Ils ont tellement crié au loup contre les Le Pen depuis des décennies qu’ils n’ont pas été foutus de voir ce qui était réellement en train de bouffer la France et qu’ils n’ont pas été foutus de la protéger contre les multiples crocs et vagues du terrorisme. Et ça vient donner des leçons de république et de démocratie !

Et ça crie au loup contre 30 à 40 % des Français qui ne veulent plus d’eux sans se demander pourquoi cette petite moitié de la nation ne veut plus de leurs sales tronches de branleurs et de menteurs. Ces Français-là sont en colère, disent-ils, on peut les comprendre, mais ils se font abuser, et ce parti qui les trompe n’a pas de solutions et va ruiner l’économie. Et mon cul c’est du poulet congelé ?! Deux députés pour le premier parti de France ?! Et ça vient donner des leçons de république et de démocratie !

Comme si eux ils en avaient eu des solutions à l’UMPS depuis plus de 30 ans de partage du pouvoir, comme si eux ils n’avaient pas ruiné l’économie et mis la France en quasi faillite et cessation de paiement depuis plus de 30 ans de partage du pouvoir. Les Républicains locaux seraient bien inspirés de se démarquer de ces clowns et de ralentir leur culte du cul du chef et de ses trous du cul.
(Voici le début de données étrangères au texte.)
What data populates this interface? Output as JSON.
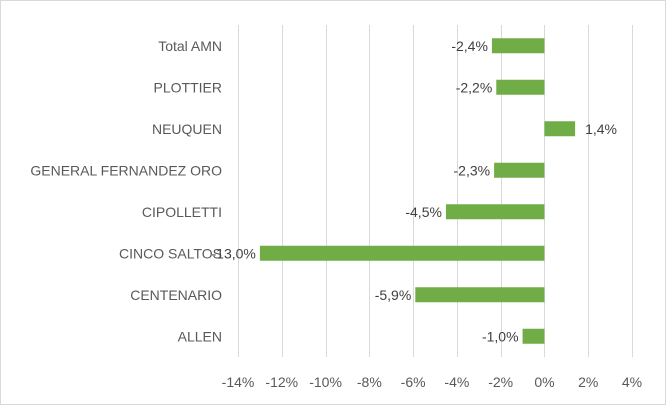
{
  "chart_data": {
    "type": "bar",
    "orientation": "horizontal",
    "categories": [
      "Total AMN",
      "PLOTTIER",
      "NEUQUEN",
      "GENERAL FERNANDEZ ORO",
      "CIPOLLETTI",
      "CINCO SALTOS",
      "CENTENARIO",
      "ALLEN"
    ],
    "values": [
      -2.4,
      -2.2,
      1.4,
      -2.3,
      -4.5,
      -13.0,
      -5.9,
      -1.0
    ],
    "data_labels": [
      "-2,4%",
      "-2,2%",
      "1,4%",
      "-2,3%",
      "-4,5%",
      "-13,0%",
      "-5,9%",
      "-1,0%"
    ],
    "xlim": [
      -14,
      4
    ],
    "xticks": [
      -14,
      -12,
      -10,
      -8,
      -6,
      -4,
      -2,
      0,
      2,
      4
    ],
    "xtick_labels": [
      "-14%",
      "-12%",
      "-10%",
      "-8%",
      "-6%",
      "-4%",
      "-2%",
      "0%",
      "2%",
      "4%"
    ],
    "bar_color": "#70ad47",
    "grid": true,
    "legend": "none",
    "title": "",
    "xlabel": "",
    "ylabel": ""
  }
}
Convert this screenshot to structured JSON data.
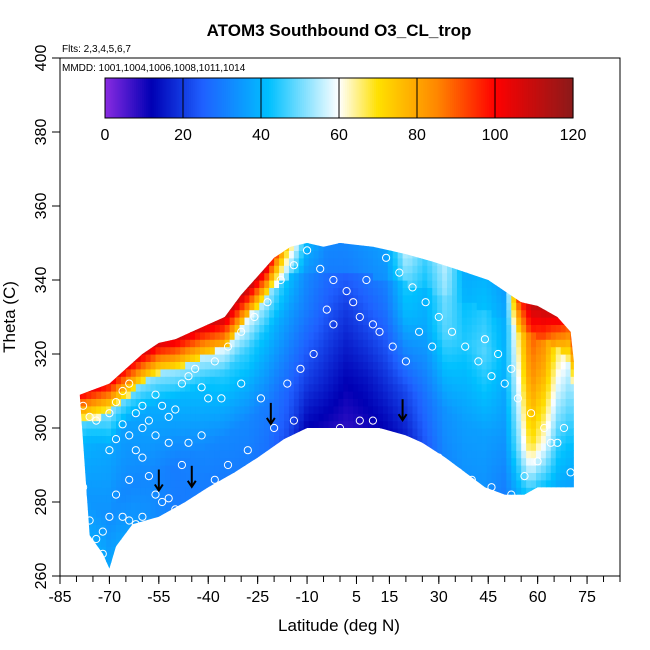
{
  "chart_data": {
    "type": "heatmap",
    "title": "ATOM3 Southbound O3_CL_trop",
    "flights_label": "Flts: 2,3,4,5,6,7",
    "dates_label": "MMDD: 1001,1004,1006,1008,1011,1014",
    "xlabel": "Latitude (deg N)",
    "ylabel": "Theta (C)",
    "xlim": [
      -85,
      85
    ],
    "ylim": [
      260,
      400
    ],
    "x_tick_labels": [
      -85,
      -70,
      -55,
      -40,
      -25,
      -10,
      5,
      15,
      30,
      45,
      60,
      75
    ],
    "x_minor_ticks": [
      -85,
      -80,
      -75,
      -70,
      -65,
      -60,
      -55,
      -50,
      -45,
      -40,
      -35,
      -30,
      -25,
      -20,
      -15,
      -10,
      -5,
      0,
      5,
      10,
      15,
      20,
      25,
      30,
      35,
      40,
      45,
      50,
      55,
      60,
      65,
      70,
      75,
      80,
      85
    ],
    "y_ticks": [
      260,
      280,
      300,
      320,
      340,
      360,
      380,
      400
    ],
    "colorbar": {
      "min": 0,
      "max": 120,
      "ticks": [
        0,
        20,
        40,
        60,
        80,
        100,
        120
      ],
      "colors": [
        "#8a2be2",
        "#0000b4",
        "#1f60ff",
        "#00c0ff",
        "#ffffff",
        "#ffe000",
        "#ff8800",
        "#ff0000",
        "#8b1a1a"
      ],
      "color_stops": [
        0,
        12,
        25,
        42,
        60,
        70,
        85,
        100,
        120
      ]
    },
    "curtain_lower": [
      [
        -76,
        271
      ],
      [
        -72,
        266
      ],
      [
        -70,
        262
      ],
      [
        -68,
        268
      ],
      [
        -63,
        274
      ],
      [
        -55,
        276
      ],
      [
        -47,
        280
      ],
      [
        -40,
        284
      ],
      [
        -32,
        288
      ],
      [
        -25,
        292
      ],
      [
        -17,
        297
      ],
      [
        -10,
        300
      ],
      [
        0,
        300
      ],
      [
        12,
        300
      ],
      [
        20,
        298
      ],
      [
        25,
        296
      ],
      [
        32,
        292
      ],
      [
        38,
        288
      ],
      [
        44,
        284
      ],
      [
        50,
        282
      ],
      [
        56,
        282
      ],
      [
        60,
        284
      ],
      [
        70,
        284
      ],
      [
        71,
        284
      ]
    ],
    "curtain_upper": [
      [
        -79,
        309
      ],
      [
        -76,
        310
      ],
      [
        -70,
        312
      ],
      [
        -65,
        316
      ],
      [
        -60,
        320
      ],
      [
        -55,
        323
      ],
      [
        -50,
        324
      ],
      [
        -45,
        326
      ],
      [
        -40,
        328
      ],
      [
        -35,
        330
      ],
      [
        -30,
        336
      ],
      [
        -24,
        342
      ],
      [
        -20,
        346
      ],
      [
        -15,
        349
      ],
      [
        -10,
        350
      ],
      [
        -5,
        349
      ],
      [
        0,
        350
      ],
      [
        10,
        349
      ],
      [
        20,
        347
      ],
      [
        28,
        345
      ],
      [
        35,
        343
      ],
      [
        45,
        340
      ],
      [
        50,
        337
      ],
      [
        55,
        334
      ],
      [
        60,
        333
      ],
      [
        66,
        330
      ],
      [
        70,
        326
      ],
      [
        71,
        318
      ]
    ],
    "curtain_columns": [
      {
        "lat": -79,
        "bottom": 37,
        "low": 35,
        "mid": 40,
        "top_minus_8": 60,
        "top": 100
      },
      {
        "lat": -72,
        "bottom": 38,
        "low": 34,
        "mid": 38,
        "top_minus_8": 62,
        "top": 100
      },
      {
        "lat": -65,
        "bottom": 36,
        "low": 32,
        "mid": 36,
        "top_minus_8": 64,
        "top": 100
      },
      {
        "lat": -58,
        "bottom": 34,
        "low": 32,
        "mid": 38,
        "top_minus_8": 66,
        "top": 105
      },
      {
        "lat": -50,
        "bottom": 30,
        "low": 30,
        "mid": 40,
        "top_minus_8": 68,
        "top": 105
      },
      {
        "lat": -42,
        "bottom": 30,
        "low": 32,
        "mid": 42,
        "top_minus_8": 70,
        "top": 105
      },
      {
        "lat": -35,
        "bottom": 30,
        "low": 32,
        "mid": 45,
        "top_minus_8": 75,
        "top": 108
      },
      {
        "lat": -28,
        "bottom": 30,
        "low": 32,
        "mid": 46,
        "top_minus_8": 72,
        "top": 110
      },
      {
        "lat": -22,
        "bottom": 28,
        "low": 30,
        "mid": 42,
        "top_minus_8": 65,
        "top": 105
      },
      {
        "lat": -16,
        "bottom": 22,
        "low": 26,
        "mid": 36,
        "top_minus_8": 48,
        "top": 70
      },
      {
        "lat": -10,
        "bottom": 12,
        "low": 20,
        "mid": 30,
        "top_minus_8": 34,
        "top": 40
      },
      {
        "lat": -4,
        "bottom": 10,
        "low": 16,
        "mid": 24,
        "top_minus_8": 30,
        "top": 32
      },
      {
        "lat": 2,
        "bottom": 8,
        "low": 12,
        "mid": 20,
        "top_minus_8": 30,
        "top": 32
      },
      {
        "lat": 8,
        "bottom": 10,
        "low": 14,
        "mid": 24,
        "top_minus_8": 32,
        "top": 34
      },
      {
        "lat": 14,
        "bottom": 12,
        "low": 18,
        "mid": 28,
        "top_minus_8": 34,
        "top": 36
      },
      {
        "lat": 20,
        "bottom": 16,
        "low": 22,
        "mid": 40,
        "top_minus_8": 48,
        "top": 55
      },
      {
        "lat": 26,
        "bottom": 24,
        "low": 28,
        "mid": 38,
        "top_minus_8": 42,
        "top": 46
      },
      {
        "lat": 32,
        "bottom": 32,
        "low": 34,
        "mid": 48,
        "top_minus_8": 52,
        "top": 55
      },
      {
        "lat": 38,
        "bottom": 34,
        "low": 36,
        "mid": 44,
        "top_minus_8": 40,
        "top": 38
      },
      {
        "lat": 44,
        "bottom": 34,
        "low": 36,
        "mid": 48,
        "top_minus_8": 42,
        "top": 40
      },
      {
        "lat": 50,
        "bottom": 30,
        "low": 34,
        "mid": 40,
        "top_minus_8": 38,
        "top": 36
      },
      {
        "lat": 54,
        "bottom": 38,
        "low": 50,
        "mid": 60,
        "top_minus_8": 70,
        "top": 90
      },
      {
        "lat": 58,
        "bottom": 45,
        "low": 70,
        "mid": 85,
        "top_minus_8": 95,
        "top": 110
      },
      {
        "lat": 62,
        "bottom": 42,
        "low": 60,
        "mid": 78,
        "top_minus_8": 90,
        "top": 110
      },
      {
        "lat": 66,
        "bottom": 38,
        "low": 45,
        "mid": 60,
        "top_minus_8": 75,
        "top": 105
      },
      {
        "lat": 71,
        "bottom": 36,
        "low": 40,
        "mid": 50,
        "top_minus_8": 60,
        "top": 80
      }
    ],
    "sample_points": [
      [
        -84,
        293
      ],
      [
        -82,
        292
      ],
      [
        -80,
        289
      ],
      [
        -78,
        284
      ],
      [
        -76,
        275
      ],
      [
        -74,
        270
      ],
      [
        -72,
        266
      ],
      [
        -70,
        294
      ],
      [
        -68,
        297
      ],
      [
        -66,
        301
      ],
      [
        -64,
        298
      ],
      [
        -62,
        294
      ],
      [
        -60,
        292
      ],
      [
        -58,
        287
      ],
      [
        -56,
        282
      ],
      [
        -54,
        280
      ],
      [
        -52,
        281
      ],
      [
        -50,
        278
      ],
      [
        -66,
        276
      ],
      [
        -64,
        275
      ],
      [
        -62,
        274
      ],
      [
        -60,
        276
      ],
      [
        -70,
        304
      ],
      [
        -68,
        307
      ],
      [
        -66,
        310
      ],
      [
        -64,
        312
      ],
      [
        -62,
        304
      ],
      [
        -60,
        306
      ],
      [
        -58,
        302
      ],
      [
        -56,
        309
      ],
      [
        -54,
        306
      ],
      [
        -52,
        303
      ],
      [
        -50,
        305
      ],
      [
        -48,
        312
      ],
      [
        -46,
        314
      ],
      [
        -44,
        316
      ],
      [
        -42,
        311
      ],
      [
        -40,
        308
      ],
      [
        -38,
        318
      ],
      [
        -34,
        322
      ],
      [
        -30,
        326
      ],
      [
        -26,
        330
      ],
      [
        -22,
        334
      ],
      [
        -18,
        340
      ],
      [
        -14,
        344
      ],
      [
        -10,
        348
      ],
      [
        -6,
        343
      ],
      [
        -2,
        340
      ],
      [
        2,
        337
      ],
      [
        6,
        330
      ],
      [
        10,
        328
      ],
      [
        14,
        346
      ],
      [
        18,
        342
      ],
      [
        22,
        338
      ],
      [
        26,
        334
      ],
      [
        30,
        330
      ],
      [
        34,
        326
      ],
      [
        38,
        322
      ],
      [
        42,
        318
      ],
      [
        46,
        314
      ],
      [
        50,
        312
      ],
      [
        54,
        308
      ],
      [
        58,
        304
      ],
      [
        62,
        300
      ],
      [
        66,
        296
      ],
      [
        -2,
        328
      ],
      [
        4,
        334
      ],
      [
        12,
        326
      ],
      [
        16,
        322
      ],
      [
        20,
        318
      ],
      [
        0,
        300
      ],
      [
        6,
        302
      ],
      [
        10,
        302
      ],
      [
        -14,
        302
      ],
      [
        -20,
        300
      ],
      [
        -28,
        294
      ],
      [
        -34,
        290
      ],
      [
        -38,
        286
      ],
      [
        30,
        292
      ],
      [
        36,
        288
      ],
      [
        40,
        286
      ],
      [
        46,
        284
      ],
      [
        52,
        282
      ],
      [
        56,
        287
      ],
      [
        60,
        291
      ],
      [
        64,
        296
      ],
      [
        68,
        300
      ],
      [
        70,
        288
      ],
      [
        48,
        320
      ],
      [
        52,
        316
      ],
      [
        44,
        324
      ],
      [
        24,
        326
      ],
      [
        28,
        322
      ],
      [
        8,
        340
      ],
      [
        -4,
        332
      ],
      [
        -8,
        320
      ],
      [
        -12,
        316
      ],
      [
        -16,
        312
      ],
      [
        -24,
        308
      ],
      [
        -30,
        312
      ],
      [
        -36,
        308
      ],
      [
        -42,
        298
      ],
      [
        -46,
        296
      ],
      [
        -48,
        290
      ],
      [
        -52,
        296
      ],
      [
        -56,
        298
      ],
      [
        -60,
        300
      ],
      [
        -64,
        286
      ],
      [
        -68,
        282
      ],
      [
        -72,
        272
      ],
      [
        -70,
        276
      ],
      [
        -80,
        300
      ],
      [
        -78,
        306
      ],
      [
        -76,
        303
      ],
      [
        -74,
        302
      ]
    ],
    "arrows": [
      [
        -55,
        285
      ],
      [
        -45,
        286
      ],
      [
        -21,
        303
      ],
      [
        19,
        304
      ]
    ]
  }
}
Je ne fais pas là la réclame du FN, loin de là, je n’en parle même pas, mais je constate que la France a envie de sortir un peu avec ce parti et qu’elle est grave dégoutée des fiancés de la famille PS, de Mitterrand à Hollande et des soupirants de la famille UMP, de Chirac à Sarko. Et je dis juste que la moindre des choses et le minimum de décence pour ces bandes de loosers de droite et de gauche ce serait de dire aux Français qu’ils ont perdu, qu’ils ont échoué, qu’ils regrettent, qu’ils ont fait des conneries, qu’ils ont d’autres projets, et qu’ils arrêtent de dégueuler sur le FN pour maquiller leur néant, ce FN étant bien moins dangereux que la délinquance et la criminalité généralisées par leur politique et que les invasions islamistes et terroristes également favorisées par leur politique.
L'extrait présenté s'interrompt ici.